We'll be sidestepping the issue of those in Northern Ireland who choose to represent GB. We're looking at people born in the 26 counties who will be competing in the 2020 Summer Olympics for nations other than Ireland. With that long winded, but necessary, pre-amble out of the way, let's look at the athletes.
Sinead Diver - Athletics (Marathon) - Australia/Mayo
A pretty high-profile case, Diver only took up running when she left Ireland for Australia aged 25. She ran what she presumed was a qualifying time for the 2015 World Championships but Athletics Ireland had set a higher standard than World Athletics and wouldn't select her. Upset by the decision, Diver turned to her adopted country and has raced for them ever since. She'll be 44 in Tokyo but a top 20 performance is still on the cards.

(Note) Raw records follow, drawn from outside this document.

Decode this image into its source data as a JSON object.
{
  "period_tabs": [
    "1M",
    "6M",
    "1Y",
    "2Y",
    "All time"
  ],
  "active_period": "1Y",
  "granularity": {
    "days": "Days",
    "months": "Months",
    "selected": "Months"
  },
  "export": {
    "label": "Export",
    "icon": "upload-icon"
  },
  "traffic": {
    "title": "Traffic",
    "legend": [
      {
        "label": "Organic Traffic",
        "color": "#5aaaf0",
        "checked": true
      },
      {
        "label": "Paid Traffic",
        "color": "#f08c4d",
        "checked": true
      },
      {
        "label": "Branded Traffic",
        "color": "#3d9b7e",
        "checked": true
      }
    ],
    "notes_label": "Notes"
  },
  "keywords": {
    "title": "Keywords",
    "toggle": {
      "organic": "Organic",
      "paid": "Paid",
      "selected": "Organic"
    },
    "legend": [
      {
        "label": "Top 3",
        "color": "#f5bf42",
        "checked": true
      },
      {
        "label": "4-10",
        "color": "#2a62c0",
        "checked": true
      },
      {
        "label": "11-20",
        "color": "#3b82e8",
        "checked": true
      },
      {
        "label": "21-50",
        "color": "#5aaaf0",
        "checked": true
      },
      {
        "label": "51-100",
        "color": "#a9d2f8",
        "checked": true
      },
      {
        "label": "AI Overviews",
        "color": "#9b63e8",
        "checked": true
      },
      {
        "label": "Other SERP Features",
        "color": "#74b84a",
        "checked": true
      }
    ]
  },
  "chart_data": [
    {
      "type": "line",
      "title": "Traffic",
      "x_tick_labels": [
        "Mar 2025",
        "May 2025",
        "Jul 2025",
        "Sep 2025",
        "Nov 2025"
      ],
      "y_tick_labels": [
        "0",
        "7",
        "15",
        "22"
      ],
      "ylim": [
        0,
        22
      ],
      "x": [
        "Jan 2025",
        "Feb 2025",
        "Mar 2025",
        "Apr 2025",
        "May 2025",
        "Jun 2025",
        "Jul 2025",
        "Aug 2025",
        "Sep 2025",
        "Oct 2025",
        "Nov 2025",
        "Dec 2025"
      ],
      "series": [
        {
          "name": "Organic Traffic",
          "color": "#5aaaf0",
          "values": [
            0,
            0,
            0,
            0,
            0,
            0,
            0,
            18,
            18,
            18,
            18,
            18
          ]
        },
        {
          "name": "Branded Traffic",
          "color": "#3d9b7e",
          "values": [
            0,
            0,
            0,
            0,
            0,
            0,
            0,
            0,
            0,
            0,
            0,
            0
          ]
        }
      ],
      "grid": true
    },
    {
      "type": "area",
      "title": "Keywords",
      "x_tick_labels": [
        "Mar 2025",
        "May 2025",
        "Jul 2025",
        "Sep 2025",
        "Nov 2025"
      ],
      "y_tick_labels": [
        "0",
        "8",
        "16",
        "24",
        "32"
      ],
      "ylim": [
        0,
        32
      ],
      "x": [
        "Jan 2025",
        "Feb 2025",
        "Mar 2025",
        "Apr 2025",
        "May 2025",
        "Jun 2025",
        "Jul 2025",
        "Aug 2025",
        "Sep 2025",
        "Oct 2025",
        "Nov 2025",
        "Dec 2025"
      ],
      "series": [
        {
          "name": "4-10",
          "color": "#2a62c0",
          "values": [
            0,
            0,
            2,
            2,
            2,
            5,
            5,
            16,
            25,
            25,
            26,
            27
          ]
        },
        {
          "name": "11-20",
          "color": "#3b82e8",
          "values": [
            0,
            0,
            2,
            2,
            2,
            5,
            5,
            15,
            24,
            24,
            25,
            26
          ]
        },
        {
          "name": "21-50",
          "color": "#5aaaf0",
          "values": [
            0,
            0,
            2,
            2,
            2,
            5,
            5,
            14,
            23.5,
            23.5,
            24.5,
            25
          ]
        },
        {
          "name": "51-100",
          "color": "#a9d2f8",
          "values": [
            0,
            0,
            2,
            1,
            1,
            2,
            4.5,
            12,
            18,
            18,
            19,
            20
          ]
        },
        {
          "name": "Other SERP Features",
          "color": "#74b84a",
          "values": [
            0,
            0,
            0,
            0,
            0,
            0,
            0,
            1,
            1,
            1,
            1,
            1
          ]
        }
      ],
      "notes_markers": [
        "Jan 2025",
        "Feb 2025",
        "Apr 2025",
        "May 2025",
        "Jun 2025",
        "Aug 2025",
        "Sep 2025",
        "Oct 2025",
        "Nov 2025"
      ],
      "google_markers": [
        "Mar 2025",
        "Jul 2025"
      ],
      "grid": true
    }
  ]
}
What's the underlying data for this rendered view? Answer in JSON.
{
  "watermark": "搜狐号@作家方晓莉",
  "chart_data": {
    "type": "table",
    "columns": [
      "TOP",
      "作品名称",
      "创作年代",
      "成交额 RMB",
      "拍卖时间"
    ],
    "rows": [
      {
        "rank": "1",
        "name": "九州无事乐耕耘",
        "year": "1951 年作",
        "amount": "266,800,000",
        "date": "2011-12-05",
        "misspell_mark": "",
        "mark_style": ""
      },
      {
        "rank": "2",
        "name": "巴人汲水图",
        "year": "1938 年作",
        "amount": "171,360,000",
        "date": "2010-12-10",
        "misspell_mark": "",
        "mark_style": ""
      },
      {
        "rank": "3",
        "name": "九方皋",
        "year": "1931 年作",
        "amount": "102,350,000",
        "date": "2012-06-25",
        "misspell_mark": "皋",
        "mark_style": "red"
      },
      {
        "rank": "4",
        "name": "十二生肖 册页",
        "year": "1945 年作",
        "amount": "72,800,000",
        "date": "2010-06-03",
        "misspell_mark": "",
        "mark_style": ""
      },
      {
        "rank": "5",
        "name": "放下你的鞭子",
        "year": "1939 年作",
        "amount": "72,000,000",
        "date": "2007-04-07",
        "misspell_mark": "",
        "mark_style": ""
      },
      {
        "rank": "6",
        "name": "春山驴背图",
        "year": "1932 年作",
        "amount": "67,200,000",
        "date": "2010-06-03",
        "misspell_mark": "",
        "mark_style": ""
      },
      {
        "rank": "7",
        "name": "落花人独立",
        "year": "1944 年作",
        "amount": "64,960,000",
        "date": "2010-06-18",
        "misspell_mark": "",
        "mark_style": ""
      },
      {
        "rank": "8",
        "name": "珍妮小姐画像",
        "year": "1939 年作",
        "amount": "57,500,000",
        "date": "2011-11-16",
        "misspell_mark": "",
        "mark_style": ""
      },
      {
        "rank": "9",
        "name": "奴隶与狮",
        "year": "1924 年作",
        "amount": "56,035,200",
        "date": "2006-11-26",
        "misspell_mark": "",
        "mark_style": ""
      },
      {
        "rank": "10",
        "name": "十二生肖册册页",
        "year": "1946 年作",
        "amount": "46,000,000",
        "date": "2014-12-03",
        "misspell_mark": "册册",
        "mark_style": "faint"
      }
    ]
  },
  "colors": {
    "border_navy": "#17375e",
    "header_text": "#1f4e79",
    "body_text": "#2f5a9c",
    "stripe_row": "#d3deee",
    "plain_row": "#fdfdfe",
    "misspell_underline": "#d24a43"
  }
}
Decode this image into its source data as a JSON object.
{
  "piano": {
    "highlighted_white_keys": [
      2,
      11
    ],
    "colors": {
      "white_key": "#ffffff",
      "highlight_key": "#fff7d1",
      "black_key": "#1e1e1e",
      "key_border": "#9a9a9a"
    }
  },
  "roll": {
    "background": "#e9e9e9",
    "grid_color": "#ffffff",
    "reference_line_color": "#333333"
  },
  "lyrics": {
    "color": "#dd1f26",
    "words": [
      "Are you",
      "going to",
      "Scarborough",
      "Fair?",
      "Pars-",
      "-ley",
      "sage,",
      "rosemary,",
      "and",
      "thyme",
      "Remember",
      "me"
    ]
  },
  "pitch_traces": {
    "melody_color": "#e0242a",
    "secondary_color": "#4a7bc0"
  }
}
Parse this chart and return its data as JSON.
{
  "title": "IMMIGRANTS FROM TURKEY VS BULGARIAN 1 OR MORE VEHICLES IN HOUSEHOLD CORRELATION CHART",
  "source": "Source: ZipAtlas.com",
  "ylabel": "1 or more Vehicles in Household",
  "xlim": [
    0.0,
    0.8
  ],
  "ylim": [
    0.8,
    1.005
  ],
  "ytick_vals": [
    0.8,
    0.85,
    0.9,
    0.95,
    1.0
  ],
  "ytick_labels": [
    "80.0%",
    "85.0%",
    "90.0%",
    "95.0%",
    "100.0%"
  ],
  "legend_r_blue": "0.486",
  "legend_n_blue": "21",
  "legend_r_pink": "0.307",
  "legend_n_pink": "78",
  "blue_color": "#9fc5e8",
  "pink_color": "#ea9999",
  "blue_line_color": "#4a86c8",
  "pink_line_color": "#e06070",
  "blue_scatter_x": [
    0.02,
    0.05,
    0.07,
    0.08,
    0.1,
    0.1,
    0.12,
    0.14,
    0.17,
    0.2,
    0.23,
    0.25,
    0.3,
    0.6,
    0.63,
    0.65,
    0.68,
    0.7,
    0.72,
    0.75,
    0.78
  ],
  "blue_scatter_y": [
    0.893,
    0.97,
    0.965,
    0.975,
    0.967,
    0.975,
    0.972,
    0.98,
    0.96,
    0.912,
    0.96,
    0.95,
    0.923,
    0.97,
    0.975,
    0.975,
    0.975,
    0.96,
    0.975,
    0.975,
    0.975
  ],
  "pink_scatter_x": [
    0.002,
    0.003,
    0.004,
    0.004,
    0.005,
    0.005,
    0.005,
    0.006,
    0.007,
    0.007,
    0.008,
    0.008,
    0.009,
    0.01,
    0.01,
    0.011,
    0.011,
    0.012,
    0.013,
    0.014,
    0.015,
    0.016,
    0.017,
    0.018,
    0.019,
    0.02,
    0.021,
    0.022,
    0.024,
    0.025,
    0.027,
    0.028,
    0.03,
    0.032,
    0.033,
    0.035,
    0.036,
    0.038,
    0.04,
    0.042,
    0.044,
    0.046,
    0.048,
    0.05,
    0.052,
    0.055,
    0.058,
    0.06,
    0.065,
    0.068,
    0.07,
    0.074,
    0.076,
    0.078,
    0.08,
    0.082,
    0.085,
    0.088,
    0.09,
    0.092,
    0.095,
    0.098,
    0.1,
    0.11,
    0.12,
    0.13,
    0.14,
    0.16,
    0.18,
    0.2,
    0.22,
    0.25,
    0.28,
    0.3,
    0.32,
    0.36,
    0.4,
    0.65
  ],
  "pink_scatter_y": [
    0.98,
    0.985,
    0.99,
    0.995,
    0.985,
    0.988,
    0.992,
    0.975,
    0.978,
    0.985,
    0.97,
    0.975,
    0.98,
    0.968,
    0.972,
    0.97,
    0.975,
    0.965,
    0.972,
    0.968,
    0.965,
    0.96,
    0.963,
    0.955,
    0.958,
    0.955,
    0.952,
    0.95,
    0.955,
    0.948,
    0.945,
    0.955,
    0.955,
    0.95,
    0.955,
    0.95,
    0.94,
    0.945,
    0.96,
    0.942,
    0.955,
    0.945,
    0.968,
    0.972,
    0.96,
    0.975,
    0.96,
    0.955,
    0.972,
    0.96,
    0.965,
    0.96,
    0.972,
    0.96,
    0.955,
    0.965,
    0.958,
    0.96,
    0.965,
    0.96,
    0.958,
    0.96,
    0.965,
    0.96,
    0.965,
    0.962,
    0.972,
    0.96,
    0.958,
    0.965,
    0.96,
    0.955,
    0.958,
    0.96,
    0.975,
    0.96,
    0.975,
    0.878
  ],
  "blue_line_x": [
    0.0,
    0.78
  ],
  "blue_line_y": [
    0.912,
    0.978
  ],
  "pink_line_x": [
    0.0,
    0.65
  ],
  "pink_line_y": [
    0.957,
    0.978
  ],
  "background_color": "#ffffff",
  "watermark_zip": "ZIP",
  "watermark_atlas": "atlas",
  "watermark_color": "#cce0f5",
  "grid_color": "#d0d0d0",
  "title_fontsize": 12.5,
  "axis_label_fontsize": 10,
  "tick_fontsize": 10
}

Saskia Tidey - Sailing (49er FX) - Britain/Dublin
Several athletes have competed for GB and turned to Ireland for additional international opportunities but Tidey will become a rare example of the reverse. She competed for Ireland at the Rio Olympics, finishing 12th with Andrea Brewster. After the games, Brewster announced her retirement and Tidey was left without a partner. She qualified for GB through her father and made the decision to switch. She still lives in Dublin but this summer she'll represent Britain with her new partner Charlotte Dobson and they're definite medal contenders.
Kristine O'Brien - Rowing (Eight) - USA/Kildare
O'Brien was born in Clane but moved with her family to the US when she was quite young. She has taken the traditional route to US rowing glory by excelling at collegiate level before moving into the international squad and finally into the vaunted women's eight - the gold standard of US rowing. She helped the USA win World Championship gold in 2018 and America will expect this crew to medal in Tokyo.
Jessica and Jennifer Gadirova - Gymnastics - Britain/Dublin
The Gadirova twins have burst onto the British gymnastics scene in recent times and both 16-year-olds have been selected ahead of multiple World and European medalists for Tokyo. Born in Dublin to Azerbajani parents in 2004 while their dad was working here, they moved to Britain shortly after their birth. They join Alice Kinsella on the GB team. While not born in Ireland, her dad is former Ireland international footballer Mark Kinsella, so we think you'll agree she merits a mention here.
Christopher Juul-Jenson - Cycling - Denmark/Wicklow
Juul-Jenson's family moved to Ireland in the early 1980s and he lived the first 16 years of his life in Kilmacanogue. After spending his transition year at a Danish cycling school, his parents moved home and Juul-Jenson left Irish cycling. He had represented Ireland at the European Youth Olympics but once in Denmark, he rode for his ancestral homeland. He has gone on to forge a terrific career competing in multiple Grand Tours and represented Denmark at the Rio Olympics too. He still speaks with a slight Irish accent.
Max McFarland - Rugby 7s - Britain/Dublin
McFarland began playing rugby at Clongowes and represented Ireland up to under 20s level. He couldn't breakthrough with the Leinster academy side and moved to Scotland with Edinburgh in 2014. Qualifying for Scotland through his grandfather, he has been ever present in the Scottish 7s side since. This will be his first Olympics for GB. There is slight confusion about where he was born though as Scotland Rugby states he was born in Ireland with this Times article saying he was born in London. We've sought clarification, with none forthcoming. He's in this list anyway.
Cyclist Josie Knight is in the GB squad and had previously represented Ireland. She's listed in some places as being born in Dingle, but she was born in Aylsebury and moved to Kerry as a kid so we're not going to count her.
The listed athletes will all be looking to become only the 3rd athlete to be born in post-independence Ireland and win a medal for another nation. Rower Chris Barton was born in 1927 and went on to win silver as part of the GB Eights in 1948. Hockey player Fergus Kavanagh was born in Dublin in 1985 and won bronze with his adopted Australia in 2008 and 2012. He didn't make the 2020 squad.